I know it is frightfully early to be thinking about your Christmas list but it never hurts to be prepared. We have received some new titles in the bookshop recently which are quirky and fun, and which find historical detail in places you would never think to look.

This type of book can be a godsend for those difficult-to-buy-for individuals – and I am sure you have some of those. Tick them off now and you will have a serene December; you’ll be able to sit there feeling smug, knocking back the eggnog while other less-prepared individuals have to brave winter storms and the hell that is Oxford Street, as they trawl for that perfect present.


First up, and a personal favourite, is Seats of London, a charming little book from author Andrew Martin, that explores the patterns on tube train seats. Have you ever noticed that each train line carries its own pattern? Of course you haven’t because, exasperated by the 20-minute delay (and the constantly reassuring voice advising that all other lines are operating normally), you leap on the train and fall into a seat if there is one, or you glare at that truculent teen, hoping against hope that she or he will get up for you. But there is a story on that seat, and not just the one left by those stains. This book will tell you what those moquette patterns mean, who designed them, and many other intriguing details which just might come up in the Christmas pub quiz.

Front cover of A Cheesemonger's History of the British Isles by Ned Palmer, featuring an array of cheese illustrations.

You might not be a trainspotter or a student of design, but do you love cheese? Of course you do! Everyone loves cheese (well, vegans excepted). So how about a copy of Ned Palmer’s A Cheesemonger’s History of the British Isles? Today, no self-respecting food festival is complete without its row of artisan cheese-makers, but the book shows us how cheese has been enjoyed through the ages – did you know the builders of Stonehenge snacked on cheese as they worked? We hear the stories of British cheese-makers, from medieval monks to World War II factory workers, and find out more about cheeses that are quintessentially British. French cheese – who needs it?

Illustrated front cover of Revolution by William Manners.

If cheese might be too fattening for you, then perhaps a sporting history could be just what you need. Something along the lines of Revolution: How The Bicycle Reinvented Modern Britain. Today you can’t travel from A to B without a posse (or do I mean a peloton?) of lycra-clad individuals swooshing past you. And, a word to the wise, there comes a moment when you need to abandon that lycra in favour of heavy tweed. (I mean you, little brother … Lycra is not the friend of the fuller figure).

The invention of the bicycle at the end of the 19th century attracted excitement, discussion and much controversy. For women, it was the great emancipator; for the working class, it was a cheaply available form of travel, offering opportunities for competition and for fellowship. In his book, William Manners examines the story behind this humble mode of transport.

Front cover image of Palaces of Power by author Stephen Hoare, showing a typical lounge area of a St James gentleman's club.

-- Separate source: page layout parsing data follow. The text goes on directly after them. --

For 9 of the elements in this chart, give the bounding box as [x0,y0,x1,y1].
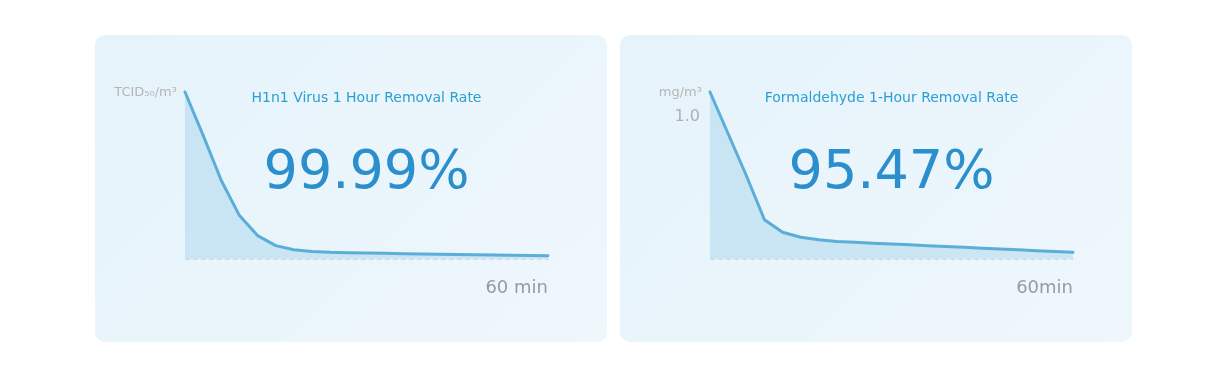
text: 60min [1016,276,1073,297]
y-axis-title: mg/m³ [658,84,702,99]
annotation: 99.99% [263,138,470,202]
text: 1.0 [674,106,700,125]
annotation: 95.47% [788,138,995,202]
chart-title: Formaldehyde 1-Hour Removal Rate [764,89,1019,105]
text: 60 min [485,276,548,297]
chart-title: H1n1 Virus 1 Hour Removal Rate [251,89,482,105]
y-axis-title: TCID₅₀/m³ [113,84,177,99]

Another favourite of mine is Palaces of Power. Ever since I became addicted to the author Georgette Heyer, I have been intrigued (and exasperated) by the world of the gentleman’s club. I have been a guest at a few clubs and the combination of well-prepared nursery food and a damn good gin and tonic, served up in a glorious historical building, has strong appeal.

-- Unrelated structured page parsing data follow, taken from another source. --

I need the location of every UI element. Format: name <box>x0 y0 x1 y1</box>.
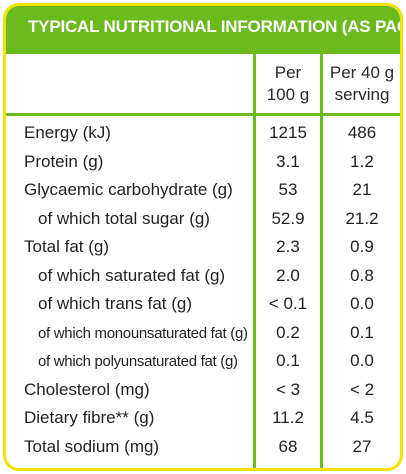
table-row: Glycaemic carbohydrate (g) 53 21 <box>6 177 400 206</box>
column-header-line: Per <box>274 63 302 82</box>
value-per-serving: 21 <box>352 180 372 199</box>
table-row: of which trans fat (g) < 0.1 0.0 <box>6 291 400 320</box>
value-per-serving: 0.1 <box>350 322 374 342</box>
value-per-100g: < 0.1 <box>268 294 308 313</box>
table-row: of which total sugar (g) 52.9 21.2 <box>6 206 400 235</box>
value-per-serving: 0.8 <box>350 265 374 285</box>
table-title: TYPICAL NUTRITIONAL INFORMATION (AS PACK… <box>28 17 400 36</box>
value-per-100g: 3.1 <box>276 151 300 171</box>
row-label: Glycaemic carbohydrate (g) <box>24 180 233 199</box>
row-label: Energy (kJ) <box>24 123 111 142</box>
row-label: of which polyunsaturated fat (g) <box>38 353 238 370</box>
row-label: of which saturated fat (g) <box>38 265 226 285</box>
row-label: of which monounsaturated fat (g) <box>38 324 248 342</box>
column-header-per-serving: Per 40 g serving <box>323 62 400 106</box>
value-per-100g: 52.9 <box>271 208 305 228</box>
value-per-serving: 486 <box>347 123 377 142</box>
header-divider <box>6 113 400 116</box>
row-label: of which trans fat (g) <box>38 294 193 313</box>
value-per-serving: 21.2 <box>345 208 379 228</box>
value-per-100g: 53 <box>278 180 298 199</box>
column-divider <box>253 54 256 468</box>
column-header-line: Per 40 g <box>329 63 395 82</box>
value-per-serving: 4.5 <box>350 408 374 427</box>
table-row: Dietary fibre** (g) 11.2 4.5 <box>6 405 400 434</box>
table-row: Protein (g) 3.1 1.2 <box>6 149 400 178</box>
value-per-100g: 0.2 <box>276 322 300 342</box>
column-header-line: serving <box>334 85 390 104</box>
row-label: of which total sugar (g) <box>38 208 210 228</box>
column-header-per-100g: Per 100 g <box>256 62 320 106</box>
value-per-serving: 1.2 <box>350 151 374 171</box>
column-divider <box>320 54 323 468</box>
value-per-serving: 0.0 <box>350 351 374 370</box>
table-header: TYPICAL NUTRITIONAL INFORMATION (AS PACK… <box>6 6 400 54</box>
value-per-serving: 0.0 <box>350 294 374 313</box>
value-per-100g: < 3 <box>275 379 301 399</box>
table-row: Total fat (g) 2.3 0.9 <box>6 234 400 263</box>
row-label: Protein (g) <box>24 151 104 171</box>
value-per-100g: 1215 <box>269 123 307 142</box>
value-per-100g: 11.2 <box>272 408 304 427</box>
column-header-line: 100 g <box>266 85 310 104</box>
table-row: of which saturated fat (g) 2.0 0.8 <box>6 263 400 292</box>
value-per-100g: 0.1 <box>276 351 300 370</box>
table-row: of which polyunsaturated fat (g) 0.1 0.0 <box>6 348 400 377</box>
row-label: Total fat (g) <box>24 237 110 256</box>
value-per-100g: 2.0 <box>276 265 300 285</box>
value-per-100g: 68 <box>278 436 298 456</box>
table-row: Energy (kJ) 1215 486 <box>6 120 400 149</box>
table-row: Total sodium (mg) 68 27 <box>6 434 400 463</box>
nutrition-rows: Energy (kJ) 1215 486 Protein (g) 3.1 1.2… <box>6 120 400 462</box>
value-per-100g: 2.3 <box>276 237 300 256</box>
row-label: Total sodium (mg) <box>24 436 160 456</box>
row-label: Cholesterol (mg) <box>24 379 150 399</box>
value-per-serving: < 2 <box>349 379 375 399</box>
table-row: of which monounsaturated fat (g) 0.2 0.1 <box>6 320 400 349</box>
value-per-serving: 0.9 <box>350 237 374 256</box>
table-row: Cholesterol (mg) < 3 < 2 <box>6 377 400 406</box>
nutrition-panel: TYPICAL NUTRITIONAL INFORMATION (AS PACK… <box>3 3 403 471</box>
row-label: Dietary fibre** (g) <box>24 408 155 427</box>
value-per-serving: 27 <box>352 436 372 456</box>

Stephen Hoare investigates St James, the heart of London clubland, which for more than 300 years has acted as refuge, debating chamber, bookmaker and war room – the perfect venue for those in power to plot and scheme to ensure they stay there. Members of clubs are drawn from the beau monde and include representatives from the aristocracy, from politics, the law and the media.

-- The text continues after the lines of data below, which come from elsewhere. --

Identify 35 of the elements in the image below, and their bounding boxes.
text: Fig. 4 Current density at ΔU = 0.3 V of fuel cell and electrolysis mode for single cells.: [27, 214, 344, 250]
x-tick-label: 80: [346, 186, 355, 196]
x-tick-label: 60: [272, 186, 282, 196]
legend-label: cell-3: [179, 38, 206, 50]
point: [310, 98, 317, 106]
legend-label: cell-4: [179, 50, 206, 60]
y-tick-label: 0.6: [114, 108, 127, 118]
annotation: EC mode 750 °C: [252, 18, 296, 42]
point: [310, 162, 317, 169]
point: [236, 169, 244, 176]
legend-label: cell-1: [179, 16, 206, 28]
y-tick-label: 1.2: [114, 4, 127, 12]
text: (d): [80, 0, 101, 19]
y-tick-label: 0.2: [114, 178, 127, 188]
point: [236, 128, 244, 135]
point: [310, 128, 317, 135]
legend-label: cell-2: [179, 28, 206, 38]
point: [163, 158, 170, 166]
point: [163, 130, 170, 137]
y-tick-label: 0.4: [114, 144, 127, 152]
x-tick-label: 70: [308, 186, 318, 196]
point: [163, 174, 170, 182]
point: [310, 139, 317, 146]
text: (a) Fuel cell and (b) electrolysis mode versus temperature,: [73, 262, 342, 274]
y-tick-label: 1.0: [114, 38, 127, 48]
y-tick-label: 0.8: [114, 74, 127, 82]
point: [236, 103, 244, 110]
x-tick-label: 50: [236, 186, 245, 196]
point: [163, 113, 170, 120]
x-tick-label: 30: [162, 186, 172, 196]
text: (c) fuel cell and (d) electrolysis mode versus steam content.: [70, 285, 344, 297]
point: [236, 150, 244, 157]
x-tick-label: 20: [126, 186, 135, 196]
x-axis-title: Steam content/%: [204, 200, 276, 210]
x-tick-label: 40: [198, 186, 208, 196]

At the heyday of clubland there were more than 400 private clubs in London; today there are fewer than 50 but they still have influence. Palaces of Power opens up this secret world. Did you know it is very bad form to exchange business cards in the club? Or that Guy Burgess spent his last night on British soil in the Reform Club before fleeing to Russia? You will do once you have read this book.


And finally, although summer now seems a long way away with the nights drawing in and temperatures plummeting, give a thought to Seaside Photographed, a collection of British holiday snaps that is both beautiful and terrifying in the way only a British seaside holiday can be. From roaring waves of the 19th century to the ‘Kiss Me Quick’ pier photo booths, the British summer holiday has been photographed for as long as there have been cameras.

This glorious photograph collection captures it all: the sunburn, the knotted hankie, romance and family rows. Illegal raves and knobbly knee competitions, magnificent decay and dogged resilience – everything that makes Britain great. Reading this will help you answer that question: do you really wish you were here?